Doctors from AmeriCares are being told that the effect of sanctions in Iraq has caused an explosion of infectious disease.

The private, non-profit relief organization delivered the first U.S.-approved medical aid Tuesday to the nation, which has suffered from U.N. sanctions since the Persian Gulf War.

A lack of clean water, malnutrition, and a shortage of drugs have created a place where doctors trained in high-tech medicine are faced with complicated, third-world illnesses.

For the well-trained AmeriCares doctors, the lack of supplies for the type of health care required is frustrating.

"It's very difficult for us and for the patients. Most of them die," one doctor at Bagdad's hospital told CBS News Correspondent John Roberts.

Dr. Stephen Winter, an AmeriCares volunteer, toured the hospital Wednesday to access the need for relief supplies. He showed CBS News a patient who suffers from diabetes, a disease that has been widely controllable in the U.S. using standard medical treatments.

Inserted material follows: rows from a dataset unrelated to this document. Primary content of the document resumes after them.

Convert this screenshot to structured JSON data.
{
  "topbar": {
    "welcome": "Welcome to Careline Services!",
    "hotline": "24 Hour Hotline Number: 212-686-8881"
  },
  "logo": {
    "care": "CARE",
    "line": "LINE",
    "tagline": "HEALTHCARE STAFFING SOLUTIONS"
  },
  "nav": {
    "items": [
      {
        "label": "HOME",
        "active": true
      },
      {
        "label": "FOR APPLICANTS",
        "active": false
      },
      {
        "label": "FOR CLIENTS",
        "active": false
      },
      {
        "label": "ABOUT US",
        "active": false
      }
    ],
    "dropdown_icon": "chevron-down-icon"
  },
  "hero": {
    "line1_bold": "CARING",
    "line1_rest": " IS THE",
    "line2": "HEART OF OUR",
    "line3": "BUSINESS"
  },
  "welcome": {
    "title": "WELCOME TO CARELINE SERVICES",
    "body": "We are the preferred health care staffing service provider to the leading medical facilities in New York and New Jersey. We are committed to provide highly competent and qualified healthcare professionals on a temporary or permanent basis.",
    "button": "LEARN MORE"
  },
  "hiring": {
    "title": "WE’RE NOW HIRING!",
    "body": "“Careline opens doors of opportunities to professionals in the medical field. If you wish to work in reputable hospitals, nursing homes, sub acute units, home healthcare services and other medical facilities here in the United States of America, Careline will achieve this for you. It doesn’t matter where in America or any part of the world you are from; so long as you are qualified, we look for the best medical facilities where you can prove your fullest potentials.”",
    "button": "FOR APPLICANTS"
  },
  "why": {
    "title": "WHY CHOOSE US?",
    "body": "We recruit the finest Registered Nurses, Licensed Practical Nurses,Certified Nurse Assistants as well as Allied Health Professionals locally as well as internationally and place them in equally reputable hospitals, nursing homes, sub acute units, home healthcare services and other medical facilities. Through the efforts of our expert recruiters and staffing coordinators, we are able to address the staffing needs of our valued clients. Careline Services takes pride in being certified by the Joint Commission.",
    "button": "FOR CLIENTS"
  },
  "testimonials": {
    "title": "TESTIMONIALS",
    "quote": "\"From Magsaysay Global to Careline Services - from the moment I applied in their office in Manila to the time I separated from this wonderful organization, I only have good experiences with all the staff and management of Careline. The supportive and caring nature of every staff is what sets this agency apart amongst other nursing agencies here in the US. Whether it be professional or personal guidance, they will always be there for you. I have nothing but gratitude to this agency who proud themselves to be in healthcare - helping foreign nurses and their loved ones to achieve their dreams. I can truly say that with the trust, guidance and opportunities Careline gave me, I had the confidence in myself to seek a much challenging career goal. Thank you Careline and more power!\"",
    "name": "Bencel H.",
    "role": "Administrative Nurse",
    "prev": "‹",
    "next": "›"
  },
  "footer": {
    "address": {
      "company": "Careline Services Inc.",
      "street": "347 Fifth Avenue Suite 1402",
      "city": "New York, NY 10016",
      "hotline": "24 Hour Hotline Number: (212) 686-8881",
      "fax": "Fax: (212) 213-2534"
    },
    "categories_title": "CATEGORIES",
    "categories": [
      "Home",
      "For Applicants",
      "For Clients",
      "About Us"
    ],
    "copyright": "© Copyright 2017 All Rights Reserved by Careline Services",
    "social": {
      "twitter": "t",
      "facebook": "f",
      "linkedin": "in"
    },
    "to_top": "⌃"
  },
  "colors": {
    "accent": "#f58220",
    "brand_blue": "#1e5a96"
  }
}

"This is a 32-year-old diabetic who had an amputation because of uncontrolled diabetes and vascular disease," Dr. Winter said.

He added that AmeriCares had brought a large supply of insulin to Iraq, which would hopefully curb the problem of treatable diseases getting out of hand.

While AmeriCares' airlifted medicine this week will help ease the need for basics, it won't help people like Mohammhed Faisal. Faisal sold his home and furniture to pay for medicines to pay for his son's brain cancer. But the medicine has stopped working and in Iraq, there's nothing else to try.

Prior to the Persian Gulf War, Iraq had one of the most modern medical systems in the Middle East, if not in the world. Now they have trouble replacing lightbulbs, let alone medicines and medical equipment. The old equipment that they do have is only kept running by cannibalizing other machines for spare parts.

One paralyzed boy has been confined to the hospital for three years because he can't get a portable ventilator. And in the coronary care unit there are no proper heart monitors. Deteriorating neo-natal care is one reason why one in ten Iraqi babies die.

Dr. Winters says sanctions are appropriate because of Iraq's weapons of mass destruction, but he worries about the human consequences.

"I think this humanitarian effort is fundamentally important and is above the politics and is clearly important to the world," Dr. Winter said.

AmeriCares received assurances Wednesday from Iraqi's government that they can stage more relief flights. The humanitarian group hopes to at least ease the suffering of Iraqi citizens until the nation complies with U.N. resolutions.